THE INVERTED-L ANTENNA (Inv-L)
Most people have probably heard of the Inverted-L antenna before. As stated on the previous page, it consists of both vertically polarized radiation and horizontally polarized radiation. How much radiation of each type depends on the shape of the Inv-L. There are 3 possibilities, shown on Fig.1-3 below.
In Fig-1, when we make the vertical segment longer and the horizontal segment shorter, vertically polarized radiation increases and horizontally polarized radiation decreases.
In Fig-3, when we make the vertical segment shorter and the horizontal segment longer, vertically polarized radiation decreases and horizontally polarized radiation increases.
A Simplified Explanation about Efficiency:
There are 3 components we must consider:
- Radiation Resistance
- Ground Resistance
- D.C. Resistance in the Radiator
RADIATION RESISTANCE (RR) is that part of the electrical resistance at the antenna's feedpoint that is caused by the emission of radio waves from the antenna. In other words, this is a good resistance.
In a full-size vertical or Inv-L antenna, radiation resistance is typically 36 Ohms.
GROUND RESISTANCE (RG) is the loss caused by the ground beneath the antenna. Ground resistance can vary from very low values of 5 ohms, up to more than 100 ohms (5-30 ohms is a frequently quoted range). The RF power dissipated in the ground resistance is not available for radiation. We can lower ground resistance by improving the radial network below the antenna.
D.C. RESISTANCE IN THE RADIATOR (RD.C.) is the resistance of the radiator wire itself. Since the radiator is usually made of copper or aluminum, it is typically just
1 Ohm or so. As such, in our simplified look at efficiency we will ignore .
REMEMBER: what's below the antenna is as important as the antenna itself.
This chart shows some typical examples of how important a good ground (i.e., radial network) below the antenna is.
One way to improve the amount of radiated power is to improve the radial network below the antenna, thus reducing ground resistance.
For more info on radials and links to research work on radials, see: RADIALS.
OPTIONAL: Improving Efficiency by Raising the Radiation Resistance
Raising the Radiation Resistance will also improve the antenna's efficiency. This is accomplished by increasing the overall length of the antenna by about 15%. It makes no difference whether we increase the length of the vertical segment, the horizontal segment, or both.
The idea is to raise the radiation resistance from 36 Ohms to 50 Ohms.
However, increasing the length by this amount will lower the frequency of resonance by 15%. The resonant frequency can be raised back to its desired frequency by inserting a capacitor between the center conductor of the coax and the radiator.
Insert a capacitor between the center conductor of the coax and the radiator. Very Simple.

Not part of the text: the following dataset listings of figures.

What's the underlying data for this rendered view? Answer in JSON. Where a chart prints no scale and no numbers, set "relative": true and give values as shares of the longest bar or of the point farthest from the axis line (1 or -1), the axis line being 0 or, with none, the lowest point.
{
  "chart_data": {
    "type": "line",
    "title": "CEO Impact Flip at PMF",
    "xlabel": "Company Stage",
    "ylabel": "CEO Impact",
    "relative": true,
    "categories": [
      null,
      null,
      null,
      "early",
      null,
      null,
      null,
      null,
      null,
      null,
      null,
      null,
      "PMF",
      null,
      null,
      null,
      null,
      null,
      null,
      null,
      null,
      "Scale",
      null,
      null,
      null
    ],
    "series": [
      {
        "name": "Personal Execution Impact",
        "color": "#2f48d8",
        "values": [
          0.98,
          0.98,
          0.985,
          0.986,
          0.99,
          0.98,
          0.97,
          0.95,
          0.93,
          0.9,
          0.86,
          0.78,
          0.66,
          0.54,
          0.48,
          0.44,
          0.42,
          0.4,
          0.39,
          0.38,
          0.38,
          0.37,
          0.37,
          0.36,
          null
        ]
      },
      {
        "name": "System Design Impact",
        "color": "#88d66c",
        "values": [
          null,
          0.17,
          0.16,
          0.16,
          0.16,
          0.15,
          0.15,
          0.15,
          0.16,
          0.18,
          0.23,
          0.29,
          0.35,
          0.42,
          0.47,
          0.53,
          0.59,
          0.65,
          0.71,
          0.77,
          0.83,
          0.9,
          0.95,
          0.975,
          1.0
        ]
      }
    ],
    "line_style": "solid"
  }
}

The value of the capacitor determines how high resonance is raised. This will vary depending on the band the antenna is built for as well as from one QTH to the next. This value must be found empirically. I use a variable capacitor to find the value, and then replace it with a fixed capacitor.
Assume we have a very efficient radial network below the antenna with 10 Ohms.
- With 36 Ohms radiation resistance, the SWR was 1.06:1. (i.e., 50 Ohms / total resistance) and our efficiency was 76.6%.
- With 50 Ohms radiation resistance, the SWR is now 1.22:1 (i.e., somewhat worse), but our efficiency is now 82%.
- Although the SWR is higher, the the radiated power is also higher.